Lentinula edodes Genome Survey and Postharvest Transcriptome Analysis

Abstract

ABSTRACT Lentinula edodes is a popular, cultivated edible and medicinal mushroom. Lentinula edodes is susceptible to postharvest problems, such as gill browning, fruiting body softening, and lentinan degradation. We constructed a de novo assembly draft genome sequence and performed gene prediction for Lentinula edodes . De novo assembly was carried out using short reads from paired-end and mate-paired libraries and by using long reads by PacBio, resulting in a contig number of 1,951 and an N 50 of 1 Mb. Furthermore, we predicted genes by Augustus using transcriptome sequencing (RNA-seq) data from the whole life cycle of Lentinula edodes , resulting in 12,959 predicted genes. This analysis revealed that Lentinula edodes lacks lignin peroxidase. To reveal genes involved in the loss of quality of Lentinula edodes postharvest fruiting bodies, transcriptome analysis was carried out using serial analysis of gene expression (SuperSAGE). This analysis revealed that many cell wall-related enzymes are upregulated after harvest, such as β-1,3-1,6-glucan-degrading enzymes in glycoside hydrolase (GH) families GH5, GH16, GH30, GH55, and GH128, and thaumatin-like proteins. In addition, we found that several chitin-related genes are upregulated, such as putative chitinases in GH family 18, exochitinases in GH20, and a putative chitosanase in GH family 75. The results suggest that cell wall-degrading enzymes synergistically cooperate for rapid fruiting body autolysis. Many putative transcription factor genes were upregulated postharvest, such as genes containing high-mobility-group (HMG) domains and zinc finger domains.

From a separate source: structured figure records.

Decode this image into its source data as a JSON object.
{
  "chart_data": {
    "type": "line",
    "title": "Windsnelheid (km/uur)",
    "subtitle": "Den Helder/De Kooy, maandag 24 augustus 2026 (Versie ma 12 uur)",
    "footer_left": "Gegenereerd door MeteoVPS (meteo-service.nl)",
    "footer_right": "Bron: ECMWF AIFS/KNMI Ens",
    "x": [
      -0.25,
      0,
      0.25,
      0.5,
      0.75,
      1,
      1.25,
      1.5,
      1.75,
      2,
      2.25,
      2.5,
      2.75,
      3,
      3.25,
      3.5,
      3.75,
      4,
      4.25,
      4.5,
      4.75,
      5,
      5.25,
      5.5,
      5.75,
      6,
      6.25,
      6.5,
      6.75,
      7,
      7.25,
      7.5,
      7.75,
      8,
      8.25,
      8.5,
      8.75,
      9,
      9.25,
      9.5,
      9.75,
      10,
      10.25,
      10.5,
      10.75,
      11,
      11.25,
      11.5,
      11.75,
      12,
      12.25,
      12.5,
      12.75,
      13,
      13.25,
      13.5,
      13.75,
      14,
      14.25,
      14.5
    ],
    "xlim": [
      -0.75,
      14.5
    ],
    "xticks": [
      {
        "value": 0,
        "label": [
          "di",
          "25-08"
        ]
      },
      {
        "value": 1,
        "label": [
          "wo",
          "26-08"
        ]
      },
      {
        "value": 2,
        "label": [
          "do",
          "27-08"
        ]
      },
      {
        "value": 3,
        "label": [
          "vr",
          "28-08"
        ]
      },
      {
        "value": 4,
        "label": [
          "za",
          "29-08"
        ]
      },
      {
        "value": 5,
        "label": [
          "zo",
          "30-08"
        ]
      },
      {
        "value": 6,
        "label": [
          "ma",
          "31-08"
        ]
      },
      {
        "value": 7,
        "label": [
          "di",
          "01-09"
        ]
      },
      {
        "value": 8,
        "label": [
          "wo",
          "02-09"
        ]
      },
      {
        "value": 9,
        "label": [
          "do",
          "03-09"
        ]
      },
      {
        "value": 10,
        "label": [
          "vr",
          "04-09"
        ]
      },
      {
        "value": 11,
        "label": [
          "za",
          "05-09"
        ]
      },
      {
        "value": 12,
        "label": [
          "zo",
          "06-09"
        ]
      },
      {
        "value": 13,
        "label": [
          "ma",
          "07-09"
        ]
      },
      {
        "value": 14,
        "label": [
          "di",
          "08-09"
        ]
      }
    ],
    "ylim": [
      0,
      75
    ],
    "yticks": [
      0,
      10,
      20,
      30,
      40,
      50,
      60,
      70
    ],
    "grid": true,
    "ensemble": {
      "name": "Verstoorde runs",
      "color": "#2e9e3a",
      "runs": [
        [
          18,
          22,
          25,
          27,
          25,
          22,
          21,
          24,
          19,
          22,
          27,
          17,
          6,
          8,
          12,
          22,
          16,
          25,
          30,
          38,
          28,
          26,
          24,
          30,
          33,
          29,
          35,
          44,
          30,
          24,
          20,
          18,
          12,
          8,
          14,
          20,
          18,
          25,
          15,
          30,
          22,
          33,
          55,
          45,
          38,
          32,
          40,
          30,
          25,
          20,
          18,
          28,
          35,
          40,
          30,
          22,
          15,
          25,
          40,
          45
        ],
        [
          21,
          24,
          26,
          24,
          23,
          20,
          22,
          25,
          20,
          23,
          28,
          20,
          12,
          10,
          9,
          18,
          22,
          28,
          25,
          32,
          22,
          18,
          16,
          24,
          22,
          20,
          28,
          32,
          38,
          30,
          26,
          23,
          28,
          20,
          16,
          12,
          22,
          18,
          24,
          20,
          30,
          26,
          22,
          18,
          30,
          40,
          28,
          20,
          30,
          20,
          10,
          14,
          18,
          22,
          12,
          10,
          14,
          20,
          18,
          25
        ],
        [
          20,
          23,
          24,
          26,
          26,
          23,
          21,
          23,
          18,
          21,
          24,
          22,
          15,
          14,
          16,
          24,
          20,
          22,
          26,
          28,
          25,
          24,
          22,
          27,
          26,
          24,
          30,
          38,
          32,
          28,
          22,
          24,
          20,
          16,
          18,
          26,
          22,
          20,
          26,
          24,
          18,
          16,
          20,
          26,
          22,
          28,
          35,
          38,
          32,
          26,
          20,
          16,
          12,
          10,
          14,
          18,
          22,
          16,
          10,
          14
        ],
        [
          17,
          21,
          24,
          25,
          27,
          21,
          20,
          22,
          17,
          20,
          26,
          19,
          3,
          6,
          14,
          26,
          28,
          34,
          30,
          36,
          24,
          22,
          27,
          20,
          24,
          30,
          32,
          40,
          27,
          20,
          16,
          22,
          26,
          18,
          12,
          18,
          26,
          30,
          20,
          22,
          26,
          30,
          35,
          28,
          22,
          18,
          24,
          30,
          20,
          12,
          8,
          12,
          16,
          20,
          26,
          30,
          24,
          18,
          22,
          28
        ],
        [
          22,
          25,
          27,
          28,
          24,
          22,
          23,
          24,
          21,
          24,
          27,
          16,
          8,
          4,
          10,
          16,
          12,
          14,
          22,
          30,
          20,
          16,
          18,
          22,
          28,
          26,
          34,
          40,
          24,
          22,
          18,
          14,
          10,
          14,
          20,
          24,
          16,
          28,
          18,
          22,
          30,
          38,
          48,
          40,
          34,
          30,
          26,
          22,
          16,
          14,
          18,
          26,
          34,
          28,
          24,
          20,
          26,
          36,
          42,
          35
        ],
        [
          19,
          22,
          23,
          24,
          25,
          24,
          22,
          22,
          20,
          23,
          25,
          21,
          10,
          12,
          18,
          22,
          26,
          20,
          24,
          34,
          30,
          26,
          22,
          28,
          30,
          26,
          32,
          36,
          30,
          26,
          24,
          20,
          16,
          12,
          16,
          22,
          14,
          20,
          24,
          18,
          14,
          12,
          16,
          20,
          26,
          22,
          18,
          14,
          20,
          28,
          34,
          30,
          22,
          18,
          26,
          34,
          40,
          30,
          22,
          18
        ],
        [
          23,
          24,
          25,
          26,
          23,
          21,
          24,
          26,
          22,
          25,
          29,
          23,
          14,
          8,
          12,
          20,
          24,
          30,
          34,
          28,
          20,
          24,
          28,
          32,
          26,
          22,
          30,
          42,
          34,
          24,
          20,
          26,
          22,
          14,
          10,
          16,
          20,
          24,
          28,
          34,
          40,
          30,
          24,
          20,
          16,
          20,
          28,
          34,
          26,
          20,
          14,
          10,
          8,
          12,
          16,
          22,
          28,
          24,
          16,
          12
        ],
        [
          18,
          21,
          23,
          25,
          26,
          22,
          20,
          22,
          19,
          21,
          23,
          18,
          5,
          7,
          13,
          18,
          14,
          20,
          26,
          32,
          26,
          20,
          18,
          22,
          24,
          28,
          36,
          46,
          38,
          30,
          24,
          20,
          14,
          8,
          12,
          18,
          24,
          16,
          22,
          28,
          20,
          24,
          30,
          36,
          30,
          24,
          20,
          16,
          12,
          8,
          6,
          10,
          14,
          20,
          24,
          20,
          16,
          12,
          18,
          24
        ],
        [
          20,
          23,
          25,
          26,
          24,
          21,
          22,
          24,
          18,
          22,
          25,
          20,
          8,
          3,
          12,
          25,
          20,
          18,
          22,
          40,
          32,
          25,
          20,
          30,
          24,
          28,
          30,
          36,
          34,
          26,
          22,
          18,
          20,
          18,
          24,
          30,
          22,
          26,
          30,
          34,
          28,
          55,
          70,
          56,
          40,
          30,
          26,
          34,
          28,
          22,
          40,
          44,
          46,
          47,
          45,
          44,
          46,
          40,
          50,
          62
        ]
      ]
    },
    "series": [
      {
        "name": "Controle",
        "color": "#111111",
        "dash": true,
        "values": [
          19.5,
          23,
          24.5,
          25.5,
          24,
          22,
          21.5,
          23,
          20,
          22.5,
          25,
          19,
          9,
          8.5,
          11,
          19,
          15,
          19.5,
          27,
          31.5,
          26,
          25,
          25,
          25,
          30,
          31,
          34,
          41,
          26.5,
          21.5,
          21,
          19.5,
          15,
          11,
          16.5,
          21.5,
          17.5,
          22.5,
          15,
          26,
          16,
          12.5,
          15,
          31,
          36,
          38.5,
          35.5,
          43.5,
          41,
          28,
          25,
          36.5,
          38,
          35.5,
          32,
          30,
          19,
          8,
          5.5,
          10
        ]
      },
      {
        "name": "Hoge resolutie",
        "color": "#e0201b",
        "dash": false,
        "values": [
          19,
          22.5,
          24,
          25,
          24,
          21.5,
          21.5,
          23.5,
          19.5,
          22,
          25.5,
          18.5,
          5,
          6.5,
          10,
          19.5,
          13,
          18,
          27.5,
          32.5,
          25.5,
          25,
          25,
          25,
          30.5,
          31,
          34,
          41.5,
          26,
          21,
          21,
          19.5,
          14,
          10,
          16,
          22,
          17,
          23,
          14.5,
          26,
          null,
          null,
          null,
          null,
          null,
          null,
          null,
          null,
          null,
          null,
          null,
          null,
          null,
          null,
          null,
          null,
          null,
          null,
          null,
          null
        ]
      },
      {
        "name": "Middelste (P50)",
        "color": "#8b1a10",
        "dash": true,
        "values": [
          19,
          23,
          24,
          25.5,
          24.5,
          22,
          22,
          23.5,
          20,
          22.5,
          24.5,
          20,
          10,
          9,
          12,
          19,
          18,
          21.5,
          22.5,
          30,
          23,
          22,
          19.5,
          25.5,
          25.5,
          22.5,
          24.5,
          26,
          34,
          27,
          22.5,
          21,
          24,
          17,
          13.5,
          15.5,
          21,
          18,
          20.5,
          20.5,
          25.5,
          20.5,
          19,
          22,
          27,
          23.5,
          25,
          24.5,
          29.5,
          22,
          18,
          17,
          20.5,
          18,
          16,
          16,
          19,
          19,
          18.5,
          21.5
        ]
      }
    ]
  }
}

Several cell death-related proteins were also upregulated postharvest. IMPORTANCE Our data collectively suggest that there is a rapid fruiting body autolysis system in Lentinula edodes . The genes for the loss of postharvest quality newly found in this research will be targets for the future breeding of strains that keep fresh longer than present strains. De novo Lentinula edodes genome assembly data will be used for the construction of a complete Lentinula edodes chromosome map for future breeding.